Lexicon Aardrijkskunde

Onbekende auteur (1983)

Gepubliceerd op 24-05-2021

Nederland

betekenis & definitie

officiële naam Koninkrijk der Nederlanden

oppervlakte 41160 km2

inwoners 14 286 000

hoofdstad Amsterdam

staatsvorm monarchie

staatshoofd Beatrix van Oranje-Nassau

reg. leider Rudolphus (Ruud)F.M. Lubbers

officiële taal Nederlands

religies rooms-katholieken, protestanten, onkerkelijken

munteenheid Nederlandse gulden

BNP/hoofd US$ 11 470

lid van VN, UNESCO, UNCTAD, WHO, FAO,

ILO, ECE, ESCAP, ECLA, NAVO, Raad van Europa, EG, GATT, OESO, IMF, Wereldbank, Benelux

Landschap en klimaat

Nederland ligt in West-Europa en grenst van noord naar zuid resp. aan de Noordzee, Bondsrepubliek Duitsland, België. Er heerst een zeeklimaat met gelijkmatig over het jaar verdeelde neerslag, terwijl de temperaturen schommelen tussen 0°C (januari) en 22°C (juli). Tot het grondgebied van Nederland behoort een aantal eilanden voor de kust in de Waddenzee: de Waddeneilanden. Het noordelijkste punt ligt op 53°52'5" NB (Rottum) en het zuidelijkste op 50°45'5" NB (Eijsden); in oost-west richting strekt het land zich uit tussen 3°21'31"OL (Zeeuwsch-Vlaanderen, gemeente Sluis) en 7°13'14'' OL (bij de Groningse gemeente Nieuweschans).
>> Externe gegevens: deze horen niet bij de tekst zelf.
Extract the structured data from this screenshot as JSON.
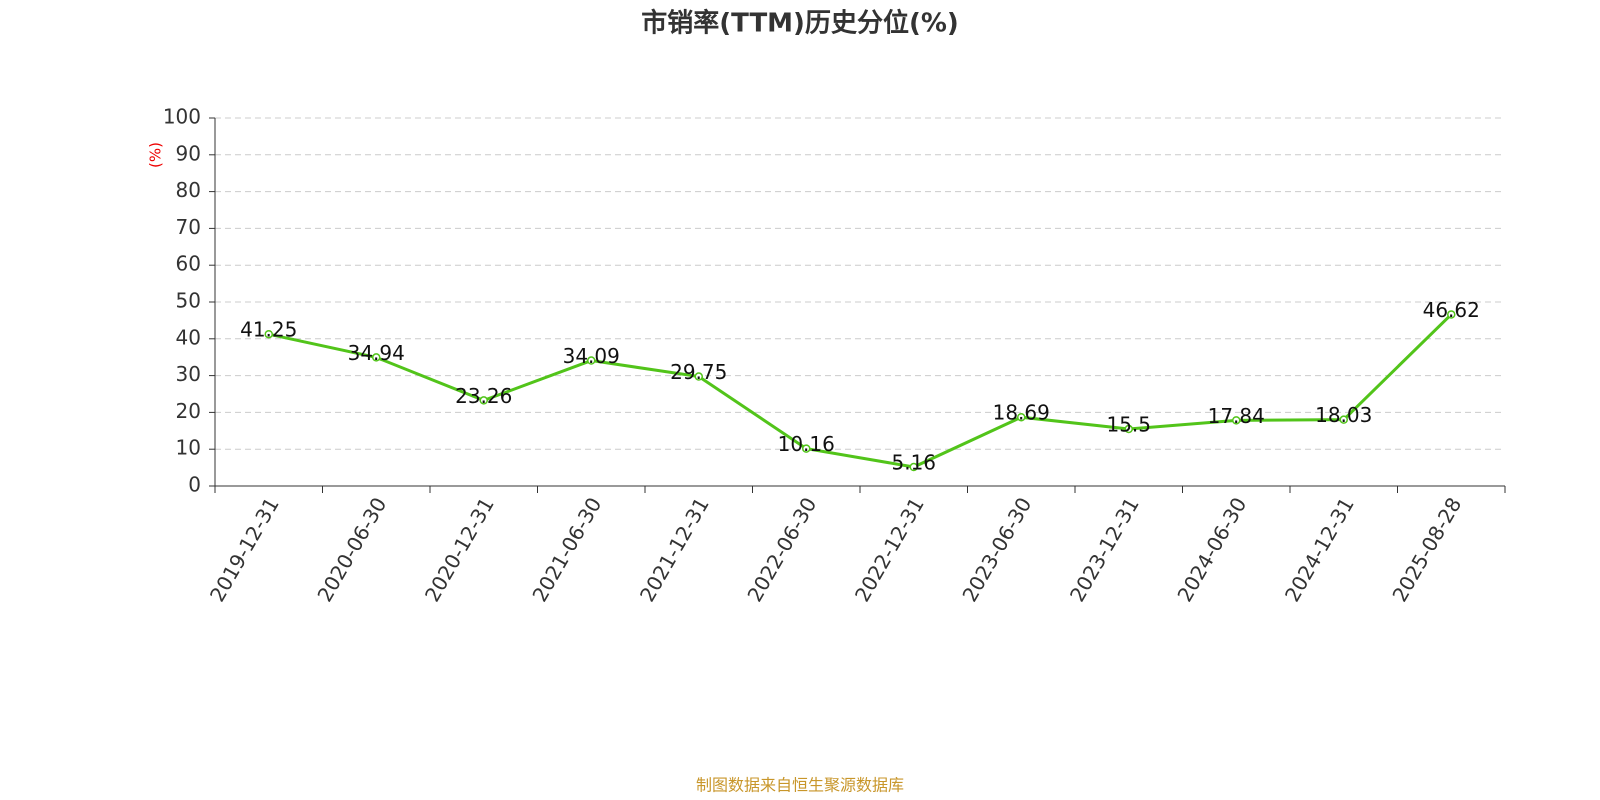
{
  "chart_data": {
    "type": "line",
    "title": "市销率(TTM)历史分位(%)",
    "y_label": "(%)",
    "footer": "制图数据来自恒生聚源数据库",
    "categories": [
      "2019-12-31",
      "2020-06-30",
      "2020-12-31",
      "2021-06-30",
      "2021-12-31",
      "2022-06-30",
      "2022-12-31",
      "2023-06-30",
      "2023-12-31",
      "2024-06-30",
      "2024-12-31",
      "2025-08-28"
    ],
    "series": [
      {
        "color": "#52c41a",
        "values": [
          41.25,
          34.94,
          23.26,
          34.09,
          29.75,
          10.16,
          5.16,
          18.69,
          15.5,
          17.84,
          18.03,
          46.62
        ]
      }
    ],
    "ylim": [
      0,
      100
    ],
    "yticks": [
      0,
      10,
      20,
      30,
      40,
      50,
      60,
      70,
      80,
      90,
      100
    ],
    "grid": true
  }
}
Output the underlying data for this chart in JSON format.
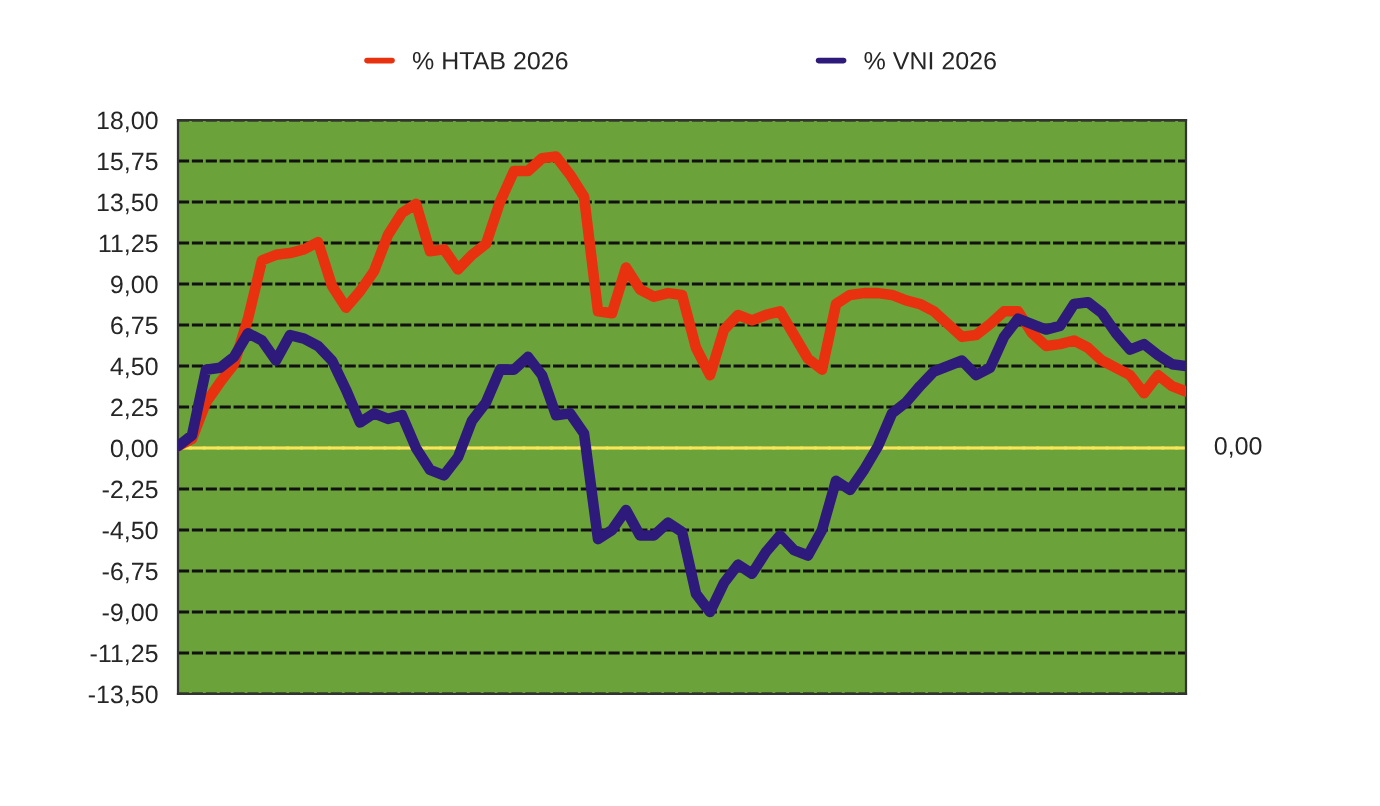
{
  "chart_data": {
    "type": "line",
    "categories": [
      null,
      null,
      null,
      null,
      null,
      null,
      null,
      null,
      null,
      null,
      null,
      null,
      null,
      null,
      null,
      null,
      null,
      null,
      null,
      null,
      null,
      null,
      null,
      null,
      null,
      null,
      null,
      null,
      null,
      null,
      null,
      null,
      null,
      null,
      null,
      null,
      null,
      null,
      null,
      null,
      null,
      null,
      null,
      null,
      null,
      null,
      null,
      null,
      null,
      null,
      null,
      null,
      null,
      null,
      null,
      null,
      null,
      null,
      null,
      null,
      null,
      null,
      null,
      null,
      null,
      null,
      null,
      null,
      null,
      null,
      null,
      null,
      null
    ],
    "series": [
      {
        "name": "% HTAB 2026",
        "color": "#e8320f",
        "values": [
          0.1,
          0.5,
          2.5,
          3.6,
          4.6,
          7.1,
          10.3,
          10.6,
          10.7,
          10.9,
          11.3,
          8.9,
          7.7,
          8.6,
          9.7,
          11.7,
          12.9,
          13.4,
          10.8,
          10.9,
          9.8,
          10.6,
          11.2,
          13.5,
          15.2,
          15.2,
          15.9,
          16.0,
          15.0,
          13.8,
          7.5,
          7.4,
          9.9,
          8.7,
          8.3,
          8.5,
          8.4,
          5.5,
          4.0,
          6.5,
          7.3,
          7.0,
          7.3,
          7.5,
          6.2,
          4.9,
          4.3,
          7.9,
          8.4,
          8.5,
          8.5,
          8.4,
          8.1,
          7.9,
          7.5,
          6.8,
          6.1,
          6.2,
          6.8,
          7.5,
          7.5,
          6.3,
          5.6,
          5.7,
          5.9,
          5.5,
          4.8,
          4.4,
          4.0,
          3.0,
          4.0,
          3.4,
          3.1
        ]
      },
      {
        "name": "% VNI 2026",
        "color": "#2e1a7a",
        "values": [
          0.1,
          0.7,
          4.3,
          4.4,
          5.0,
          6.3,
          5.9,
          4.8,
          6.2,
          6.0,
          5.6,
          4.8,
          3.2,
          1.4,
          1.9,
          1.6,
          1.8,
          0.0,
          -1.2,
          -1.5,
          -0.5,
          1.5,
          2.5,
          4.3,
          4.3,
          5.0,
          4.0,
          1.8,
          1.9,
          0.8,
          -5.0,
          -4.5,
          -3.4,
          -4.8,
          -4.8,
          -4.1,
          -4.6,
          -8.0,
          -9.0,
          -7.4,
          -6.4,
          -6.9,
          -5.7,
          -4.8,
          -5.6,
          -5.9,
          -4.5,
          -1.8,
          -2.3,
          -1.2,
          0.1,
          1.9,
          2.5,
          3.4,
          4.2,
          4.5,
          4.8,
          4.0,
          4.4,
          6.1,
          7.1,
          6.8,
          6.5,
          6.7,
          7.9,
          8.0,
          7.4,
          6.3,
          5.4,
          5.7,
          5.1,
          4.6,
          4.5
        ]
      }
    ],
    "ylim": [
      -13.5,
      18
    ],
    "yticks": [
      {
        "value": -13.5,
        "label": "-13,50"
      },
      {
        "value": -11.25,
        "label": "-11,25"
      },
      {
        "value": -9,
        "label": "-9,00"
      },
      {
        "value": -6.75,
        "label": "-6,75"
      },
      {
        "value": -4.5,
        "label": "-4,50"
      },
      {
        "value": -2.25,
        "label": "-2,25"
      },
      {
        "value": 0,
        "label": "0,00"
      },
      {
        "value": 2.25,
        "label": "2,25"
      },
      {
        "value": 4.5,
        "label": "4,50"
      },
      {
        "value": 6.75,
        "label": "6,75"
      },
      {
        "value": 9,
        "label": "9,00"
      },
      {
        "value": 11.25,
        "label": "11,25"
      },
      {
        "value": 13.5,
        "label": "13,50"
      },
      {
        "value": 15.75,
        "label": "15,75"
      },
      {
        "value": 18,
        "label": "18,00"
      }
    ],
    "ref_lines": [
      {
        "axis": "y",
        "value": 0,
        "label": "0,00",
        "color": "#f2e85a"
      }
    ],
    "grid": "y",
    "legend": "top",
    "tick_labels": "y",
    "line_style": "solid",
    "marker": "none"
  }
}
Hoewel Nederland in het buitenland vaak bekend is als het lage land aan de zee, dat vnl. bestaat uit met duinen en dijken omgeven vlakke polders, loopt bij ontbreken van de duinen en dijken 'slechts' een vijfde deel van het land onder water. Dit betreft dan de provincie Noord-Holland,de Prins Alexanderpolder bij Rotterdam, grote delen van de Zeeuwse eilanden, de IJsselmeerpolders, kop van Overijssel en delen van Friesland en Groningen. Naar het oosten en zuidoosten wordt het landschap heuvelachtig; hoogste punt is de Vaalserberg met 321 m.

Was 'Nederland' zo'n 5000 jaar geleden op de kustgebieden en de hoogvenen na vrijwel geheel bedekt met oerbos, tegenwoordig is nog maar ca. 8% van 's lands oppervlak met bos bedekt, waarmee Nederland na Ierland het bosarmste land van Europa is. De grootste aaneengesloten stukken bos liggen in het midden van het land, elders is het bos veel meer verspreid. IJsselmeer, Waddenzee, Dollard en de territoriale wateren in de Noordzee nemen 10% van de oppervlakte in, rivieren, kanalen en vaarten beslaan ca. 8%. Belangrijkste waterwegen zijn Rijn, Maas, Schelde, IJssel, Noordzeekanaal, Amsterdam-Rijnkanaal.

Sociale gegevens

De Nederlandse bevolking is vrij heterogeen: veruit het grootste deel is geboren en getogen in Nederland, verder zijn er Zuidmolukkers, Surinamers, Antillianen en buitenlanders die als gastarbeiders in de jaren zestig en zeventig vanuit de landen rond de Middellandse Zee naar Nederland zijn geëmigreerd.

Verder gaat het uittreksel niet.